Kreditgeber können nicht mit nicht rückverfolgbaren Geldern eines Kreditnehmers arbeiten. Das bedeutet oft, dass Bareinzahlungen auf ein Konto nicht genutzt werden können. Bargeldeinzahlungen können tatsächlich das gesamte Konto belasten, sodass nichts von dem Geld auf diesem Konto für den Kauf des Hauses verwendet werden kann.

Wenn Ihre Praxis darin besteht, Ihren Gehaltsscheck einzulösen, Ihre Rechnungen mit dem Bargeld zu bezahlen und das übrig gebliebene Geld auf die Bank einzuzahlen, hören Sie jetzt damit auf. Zahlen Sie Ihren Scheck bei Ihrer Bank ein und heben Sie nur so viel Bargeld ab, wie Sie benötigen, damit auf Ihrem Bankkonto keine Bareinzahlungen anfallen.

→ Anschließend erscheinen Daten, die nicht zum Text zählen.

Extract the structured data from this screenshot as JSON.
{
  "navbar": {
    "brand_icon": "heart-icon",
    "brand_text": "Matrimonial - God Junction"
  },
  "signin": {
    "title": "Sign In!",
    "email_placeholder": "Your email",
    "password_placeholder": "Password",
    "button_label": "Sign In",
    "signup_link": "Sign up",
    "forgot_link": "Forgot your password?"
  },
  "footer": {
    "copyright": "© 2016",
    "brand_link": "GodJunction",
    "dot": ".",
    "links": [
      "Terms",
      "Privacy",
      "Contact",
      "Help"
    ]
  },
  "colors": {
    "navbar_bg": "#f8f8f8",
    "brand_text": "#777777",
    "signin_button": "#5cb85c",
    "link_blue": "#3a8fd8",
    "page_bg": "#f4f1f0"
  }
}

Beeinträchtigungen durch unzureichende Mittel

Ein Kreditgeber, der Ihre Kontoauszüge überprüft, kann den Kredit ablehnen, wenn Gebühren für nicht ausreichende Mittel (NSF) oder Überziehungskredite zur Deckung von Geldautomatenabhebungen oder von Ihnen auf das Konto ausgestellte Schecks anfallen. Eine Bank wird Ihnen kein Geld leihen, wenn auf Ihrem Konto zahlreiche NSF-Gebühren oder Überziehungsgebühren anfallen. Wenn Sie ein oder zwei Vorfälle hatten, die in einem Brief erklärt werden können, ist das vielleicht entschuldbar, aber ein Muster davon löst Alarm aus. Halten Sie also ein Polster auf Ihren Konten und behalten Sie den Überblick über Ihre Guthaben.

Probleme mit Geschenken

Sie können ein Geldgeschenk von einem Familienmitglied, Arbeitgeber oder engen persönlichen Freund als Hilfe bei einer Anzahlung oder Abschlusskosten verwenden, allerdings nur, wenn die Person, die das Geschenk macht, nachweisen kann, dass sich das Geld vor der Schenkung an Sie auf einem Bankkonto befand. Ebenso wie Ihr eigenes Vermögen müssen Schenkungen überprüft werden und aus einer zulässigen Quelle stammen. Es ist vorzuziehen, wenn der Kontoauszug des Spenders keine großen Einzahlungen unmittelbar vor dem Auszahlungsdatum enthält; Wenn dies der Fall ist, müssen diese Einlagen ebenfalls aus der Quelle stammen, andernfalls ist die Schenkung nicht zulässig.

Zusätzlich zu einem Kontoauszug des Spenders, aus dem das zu spendende Geld hervorgeht, müssen Sie einen Nachweis darüber vorlegen, dass das Geschenk gemacht wurde, z. B. eine Kopie des Schecks, und Sie müssen einen Nachweis erbringen, dass das Geschenk auf Ihrem Konto eingezahlt wurde. Normalerweise reicht ein Kontoauszug aus, aus dem die Anzahlung hervorgeht.